Five people were arrested following an undercover sting targeting unlicensed contractors in the aftermath of the Angora fire at South Lake Tahoe, officials said.

Licensing board investigators conducted the operation Thursday in cooperation with the California Department of Insurance, and the El Dorado County district attorney's office and sheriff's department.

Two Nevada men and three Californians were arrested on charges
of contracting without a license.

"We want homeowners in the fire area to know that unlicensed and unscrupulous operators may try to make them a victim a second time," said Steve Sands, registrar of the California State License Board.

"We also want the unlicensed operators to know that we will be aggressive in keeping you out of the disaster area."

Investigators posed as people whose homes were destroyed during
last week's fire, that destroyed 254 homes and 75 other structures.
They invited suspected unlicensed contractors to bid on debris removal and various reconstruction projects.

Those arrested were identified as William Tanner, 33, and Troy Meadows, 37, of Gardnerville, Nev.; Chase Rossier, 27, and Steve Killion, 47, of Yuba City, Calif.; and Kurt Kimm, 40, of Placerville, Calif.

Contracting for work of $500 or more in a state or federally declared disaster area without a valid California contractor's license is a felony.

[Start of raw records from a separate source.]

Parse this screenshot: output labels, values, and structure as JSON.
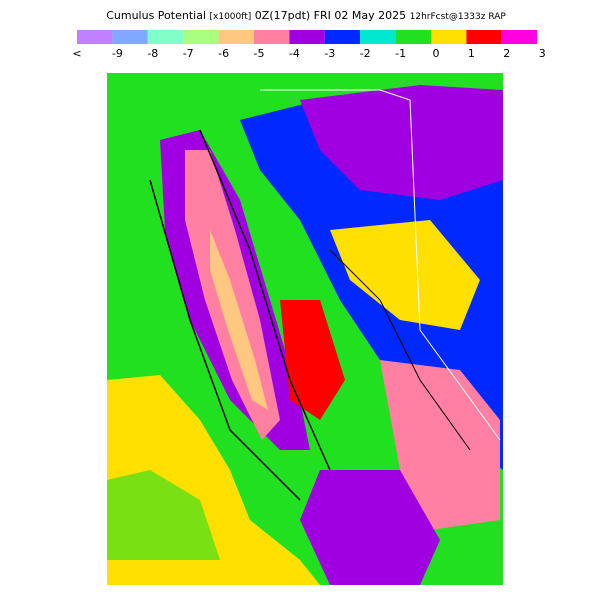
{
  "header": {
    "title": "Cumulus Potential",
    "units": "[x1000ft]",
    "valid": "0Z(17pdt) FRI 02 May 2025",
    "run": "12hrFcst@1333z RAP"
  },
  "legend": {
    "labels": [
      "<",
      "-9",
      "-8",
      "-7",
      "-6",
      "-5",
      "-4",
      "-3",
      "-2",
      "-1",
      "0",
      "1",
      "2",
      "3"
    ],
    "colors": [
      "#c080ff",
      "#80a8ff",
      "#80ffc8",
      "#a8ff80",
      "#ffc880",
      "#ff80a0",
      "#a000e0",
      "#0028ff",
      "#00e8d0",
      "#20e020",
      "#ffe000",
      "#ff0000",
      "#ff00e0"
    ]
  }
}
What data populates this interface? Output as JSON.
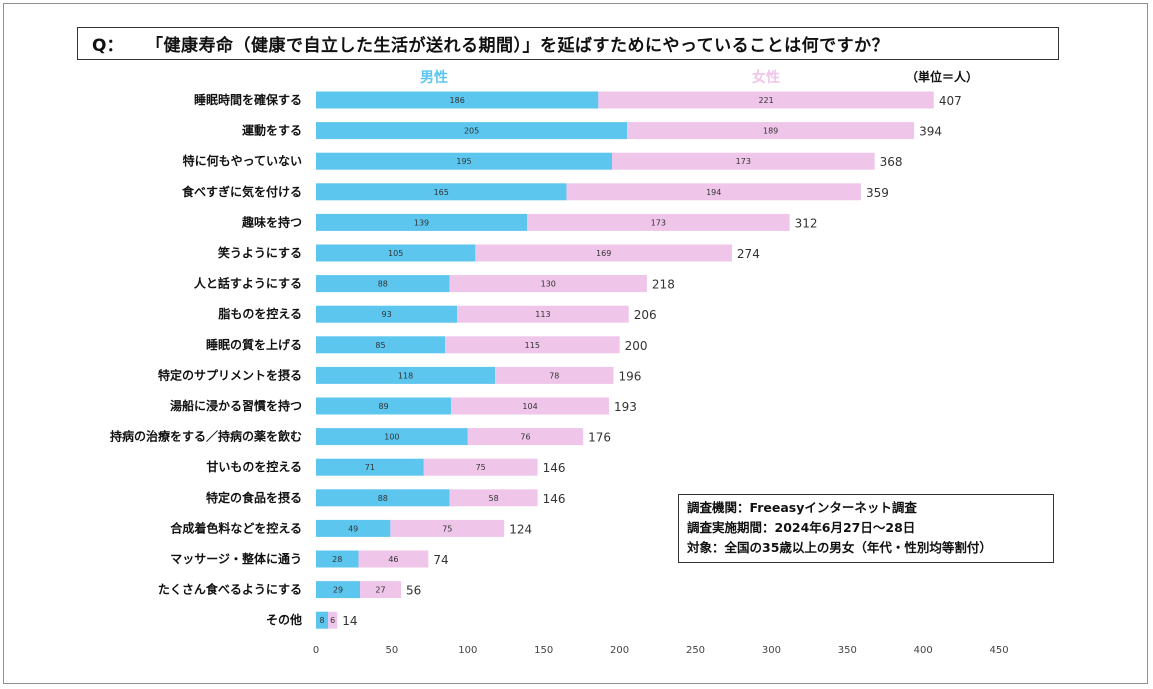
{
  "question": {
    "prefix": "Q：",
    "text": "「健康寿命（健康で自立した生活が送れる期間）」を延ばすためにやっていることは何ですか？"
  },
  "colors": {
    "male": "#5cc6ef",
    "female": "#efc6ea"
  },
  "info_box": {
    "lines": [
      "調査機関：Freeasyインターネット調査",
      "調査実施期間：2024年6月27日〜28日",
      "対象：全国の35歳以上の男女（年代・性別均等割付）"
    ]
  },
  "chart_data": {
    "type": "bar",
    "orientation": "horizontal",
    "stacked": true,
    "unit_label": "（単位＝人）",
    "categories": [
      "睡眠時間を確保する",
      "運動をする",
      "特に何もやっていない",
      "食べすぎに気を付ける",
      "趣味を持つ",
      "笑うようにする",
      "人と話すようにする",
      "脂ものを控える",
      "睡眠の質を上げる",
      "特定のサプリメントを摂る",
      "湯船に浸かる習慣を持つ",
      "持病の治療をする／持病の薬を飲む",
      "甘いものを控える",
      "特定の食品を摂る",
      "合成着色料などを控える",
      "マッサージ・整体に通う",
      "たくさん食べるようにする",
      "その他"
    ],
    "series": [
      {
        "name": "男性",
        "values": [
          186,
          205,
          195,
          165,
          139,
          105,
          88,
          93,
          85,
          118,
          89,
          100,
          71,
          88,
          49,
          28,
          29,
          8
        ]
      },
      {
        "name": "女性",
        "values": [
          221,
          189,
          173,
          194,
          173,
          169,
          130,
          113,
          115,
          78,
          104,
          76,
          75,
          58,
          75,
          46,
          27,
          6
        ]
      }
    ],
    "totals": [
      407,
      394,
      368,
      359,
      312,
      274,
      218,
      206,
      200,
      196,
      193,
      176,
      146,
      146,
      124,
      74,
      56,
      14
    ],
    "xlim": [
      0,
      450
    ],
    "xticks": [
      0,
      50,
      100,
      150,
      200,
      250,
      300,
      350,
      400,
      450
    ],
    "grid": false,
    "legend": "top"
  }
}
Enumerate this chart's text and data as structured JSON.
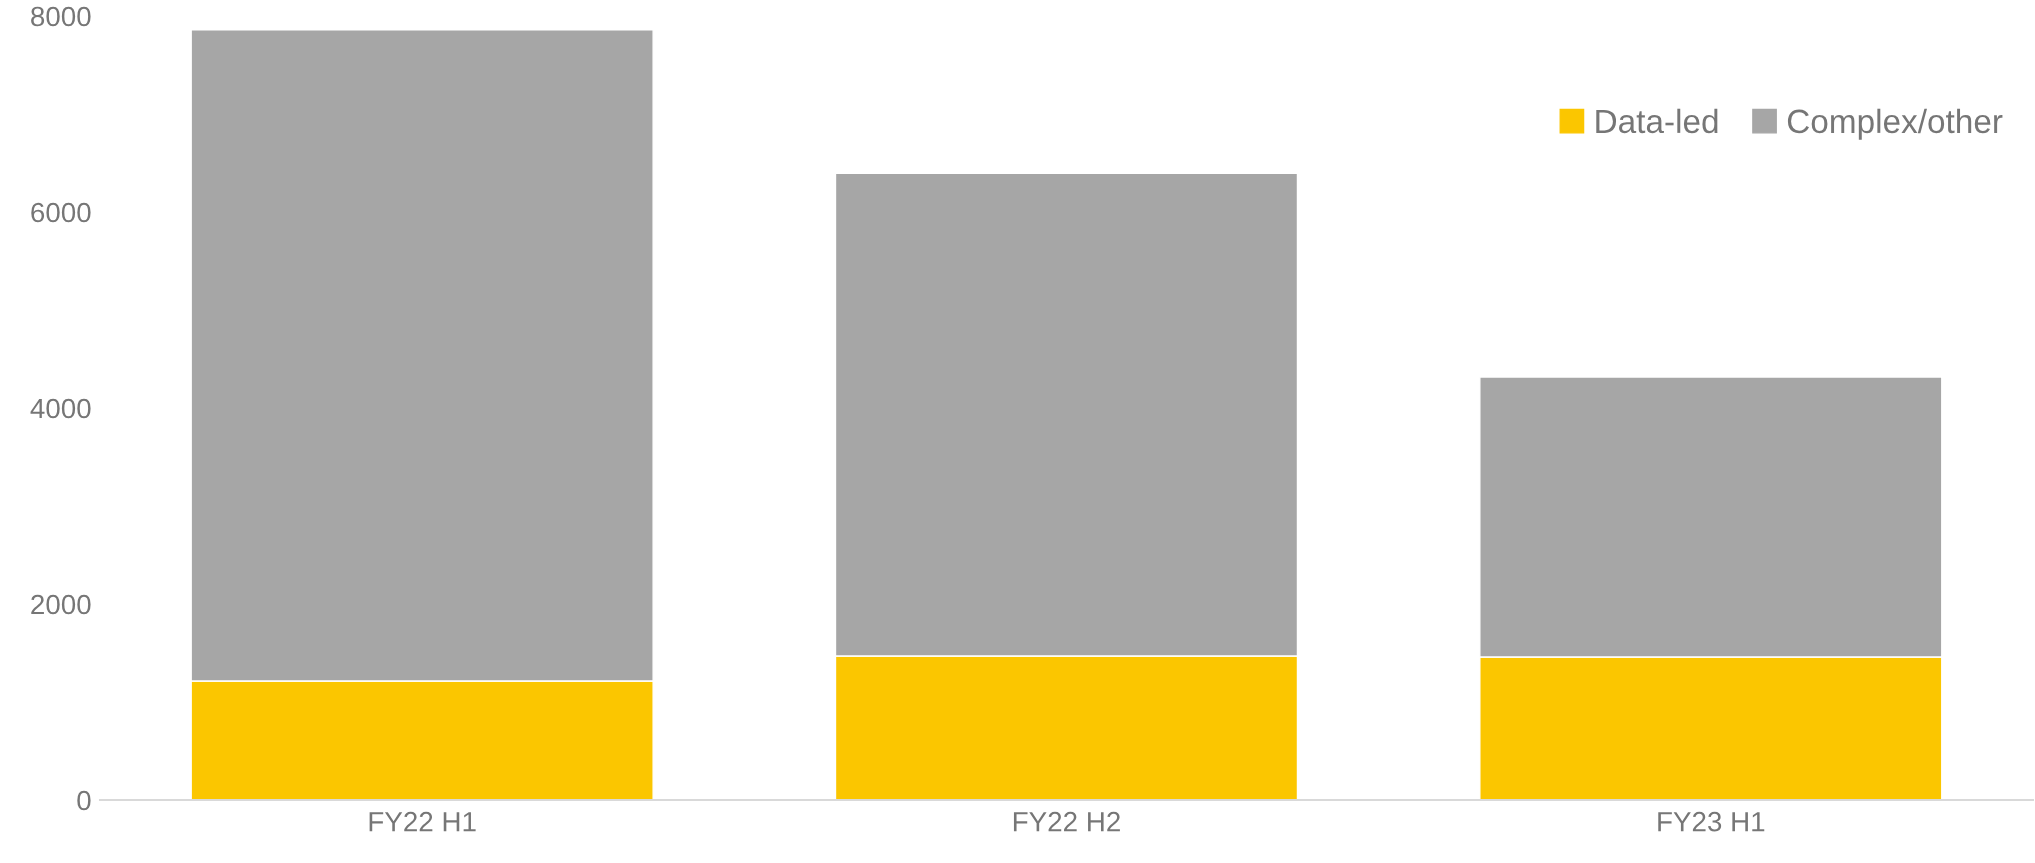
{
  "chart_data": {
    "type": "bar",
    "stacked": true,
    "categories": [
      "FY22 H1",
      "FY22 H2",
      "FY23 H1"
    ],
    "series": [
      {
        "name": "Data-led",
        "color": "#fbc600",
        "values": [
          1214,
          1470,
          1459
        ]
      },
      {
        "name": "Complex/other",
        "color": "#a6a6a6",
        "values": [
          6646,
          4924,
          2857
        ]
      }
    ],
    "ylim": [
      0,
      8000
    ],
    "yticks": [
      0,
      2000,
      4000,
      6000,
      8000
    ],
    "grid": false,
    "legend": "top right"
  }
}
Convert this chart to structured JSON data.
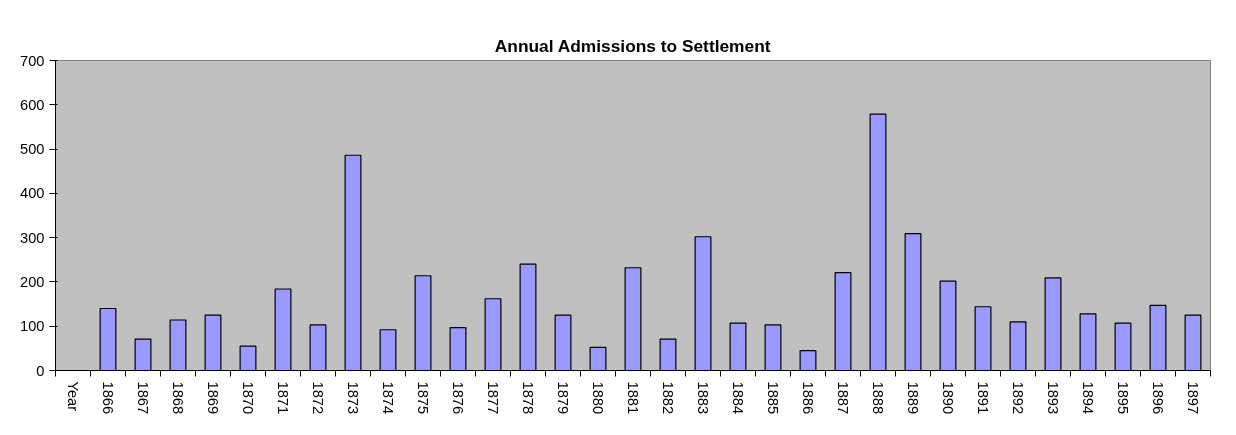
{
  "chart_data": {
    "type": "bar",
    "title": "Annual Admissions to Settlement",
    "categories": [
      "Year",
      "1866",
      "1867",
      "1868",
      "1869",
      "1870",
      "1871",
      "1872",
      "1873",
      "1874",
      "1875",
      "1876",
      "1877",
      "1878",
      "1879",
      "1880",
      "1881",
      "1882",
      "1883",
      "1884",
      "1885",
      "1886",
      "1887",
      "1888",
      "1889",
      "1890",
      "1891",
      "1892",
      "1893",
      "1894",
      "1895",
      "1896",
      "1897"
    ],
    "values": [
      null,
      140,
      71,
      114,
      125,
      55,
      184,
      103,
      486,
      92,
      214,
      97,
      162,
      240,
      125,
      52,
      232,
      71,
      302,
      107,
      103,
      45,
      221,
      579,
      309,
      202,
      144,
      110,
      209,
      128,
      107,
      147,
      125
    ],
    "color": "#9999ff",
    "ylim": [
      0,
      700
    ],
    "yticks": [
      0,
      100,
      200,
      300,
      400,
      500,
      600,
      700
    ],
    "grid": false
  }
}
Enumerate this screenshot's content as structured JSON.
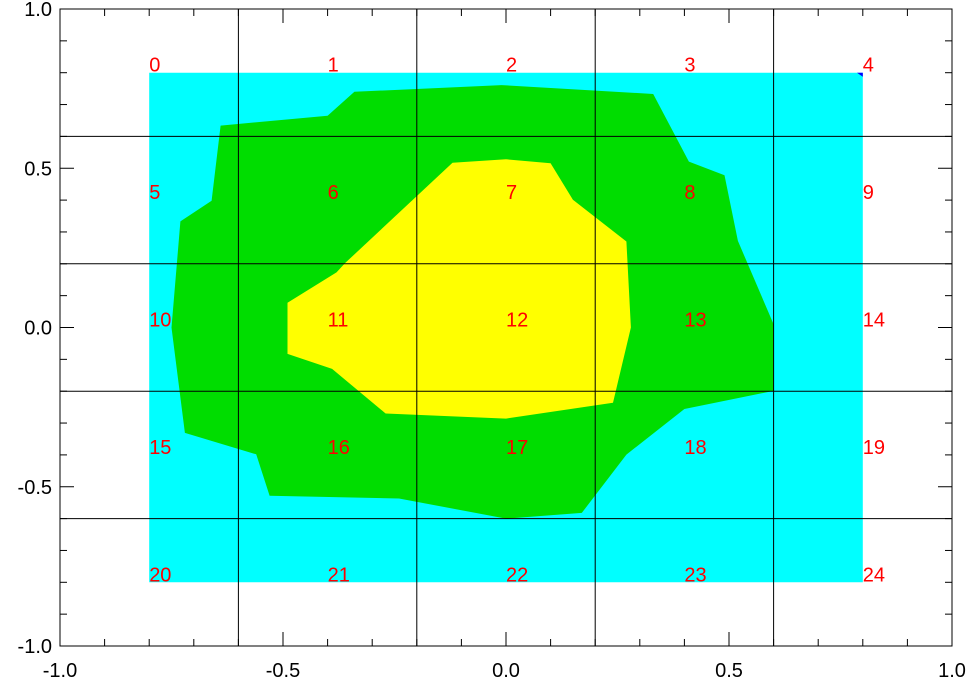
{
  "chart_data": {
    "type": "contour",
    "xlim": [
      -1.0,
      1.0
    ],
    "ylim": [
      -1.0,
      1.0
    ],
    "xticks": [
      -1.0,
      -0.5,
      0.0,
      0.5,
      1.0
    ],
    "yticks": [
      -1.0,
      -0.5,
      0.0,
      0.5,
      1.0
    ],
    "xtick_labels": [
      "-1.0",
      "-0.5",
      "0.0",
      "0.5",
      "1.0"
    ],
    "ytick_labels": [
      "-1.0",
      "-0.5",
      "0.0",
      "0.5",
      "1.0"
    ],
    "grid_lines": {
      "x": [
        -0.6,
        -0.2,
        0.2,
        0.6
      ],
      "y": [
        -0.6,
        -0.2,
        0.2,
        0.6
      ]
    },
    "node_label_color": "#ff0000",
    "nodes": [
      {
        "label": "0",
        "x": -0.8,
        "y": 0.8
      },
      {
        "label": "1",
        "x": -0.4,
        "y": 0.8
      },
      {
        "label": "2",
        "x": 0.0,
        "y": 0.8
      },
      {
        "label": "3",
        "x": 0.4,
        "y": 0.8
      },
      {
        "label": "4",
        "x": 0.8,
        "y": 0.8
      },
      {
        "label": "5",
        "x": -0.8,
        "y": 0.4
      },
      {
        "label": "6",
        "x": -0.4,
        "y": 0.4
      },
      {
        "label": "7",
        "x": 0.0,
        "y": 0.4
      },
      {
        "label": "8",
        "x": 0.4,
        "y": 0.4
      },
      {
        "label": "9",
        "x": 0.8,
        "y": 0.4
      },
      {
        "label": "10",
        "x": -0.8,
        "y": 0.0
      },
      {
        "label": "11",
        "x": -0.4,
        "y": 0.0
      },
      {
        "label": "12",
        "x": 0.0,
        "y": 0.0
      },
      {
        "label": "13",
        "x": 0.4,
        "y": 0.0
      },
      {
        "label": "14",
        "x": 0.8,
        "y": 0.0
      },
      {
        "label": "15",
        "x": -0.8,
        "y": -0.4
      },
      {
        "label": "16",
        "x": -0.4,
        "y": -0.4
      },
      {
        "label": "17",
        "x": 0.0,
        "y": -0.4
      },
      {
        "label": "18",
        "x": 0.4,
        "y": -0.4
      },
      {
        "label": "19",
        "x": 0.8,
        "y": -0.4
      },
      {
        "label": "20",
        "x": -0.8,
        "y": -0.8
      },
      {
        "label": "21",
        "x": -0.4,
        "y": -0.8
      },
      {
        "label": "22",
        "x": 0.0,
        "y": -0.8
      },
      {
        "label": "23",
        "x": 0.4,
        "y": -0.8
      },
      {
        "label": "24",
        "x": 0.8,
        "y": -0.8
      }
    ],
    "regions": [
      {
        "level": "low",
        "color": "#00ffff",
        "points": [
          [
            -0.8,
            -0.8
          ],
          [
            -0.8,
            0.8
          ],
          [
            0.8,
            0.8
          ],
          [
            0.8,
            -0.8
          ]
        ]
      },
      {
        "level": "mid",
        "color": "#00dd00",
        "points": [
          [
            -0.64,
            0.634
          ],
          [
            -0.4,
            0.665
          ],
          [
            -0.34,
            0.74
          ],
          [
            -0.01,
            0.761
          ],
          [
            0.33,
            0.733
          ],
          [
            0.41,
            0.521
          ],
          [
            0.49,
            0.478
          ],
          [
            0.52,
            0.272
          ],
          [
            0.6,
            0.01
          ],
          [
            0.6,
            -0.199
          ],
          [
            0.4,
            -0.256
          ],
          [
            0.27,
            -0.399
          ],
          [
            0.17,
            -0.582
          ],
          [
            0.0,
            -0.6
          ],
          [
            -0.24,
            -0.537
          ],
          [
            -0.53,
            -0.528
          ],
          [
            -0.56,
            -0.398
          ],
          [
            -0.72,
            -0.331
          ],
          [
            -0.75,
            0.0
          ],
          [
            -0.73,
            0.333
          ],
          [
            -0.66,
            0.398
          ]
        ]
      },
      {
        "level": "high",
        "color": "#ffff00",
        "points": [
          [
            -0.12,
            0.517
          ],
          [
            0.0,
            0.528
          ],
          [
            0.1,
            0.516
          ],
          [
            0.15,
            0.401
          ],
          [
            0.27,
            0.27
          ],
          [
            0.28,
            0.0
          ],
          [
            0.24,
            -0.236
          ],
          [
            0.0,
            -0.286
          ],
          [
            -0.27,
            -0.27
          ],
          [
            -0.39,
            -0.13
          ],
          [
            -0.49,
            -0.083
          ],
          [
            -0.49,
            0.078
          ],
          [
            -0.38,
            0.173
          ],
          [
            -0.36,
            0.203
          ]
        ]
      },
      {
        "level": "top",
        "color": "#0000ff",
        "points": [
          [
            0.787,
            0.8
          ],
          [
            0.8,
            0.8
          ],
          [
            0.8,
            0.787
          ]
        ]
      }
    ]
  }
}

Punishment may include a fine of up to $10,000 and up to 16 months in state prison.

The board also issued administrative citations to a licensed contractor who was using an unregistered salesperson to solicit work and a tree trimmer registered with the California Department of Forestry to work on state land but not on private property. Each citation includes a $750 penalty.

Sands said unlicensed operators are part of a multimillion-dollar underground economy that takes jobs from legitimate contractors and tax dollars from schools, roads and law enforcement. Illegal operators rarely have workers compensation or liability insurance. Homeowners have little recourse if something goes wrong with an unlicensed operator, he said.

The board has had investigators in the fire area since June 26, meeting victims and conducting patrols. The board also is placing dozens of signs in the fire area, warning consumers about unlicensed and unscrupulous contractors who might prey on them, and warning operators that they will face felony charges if caught.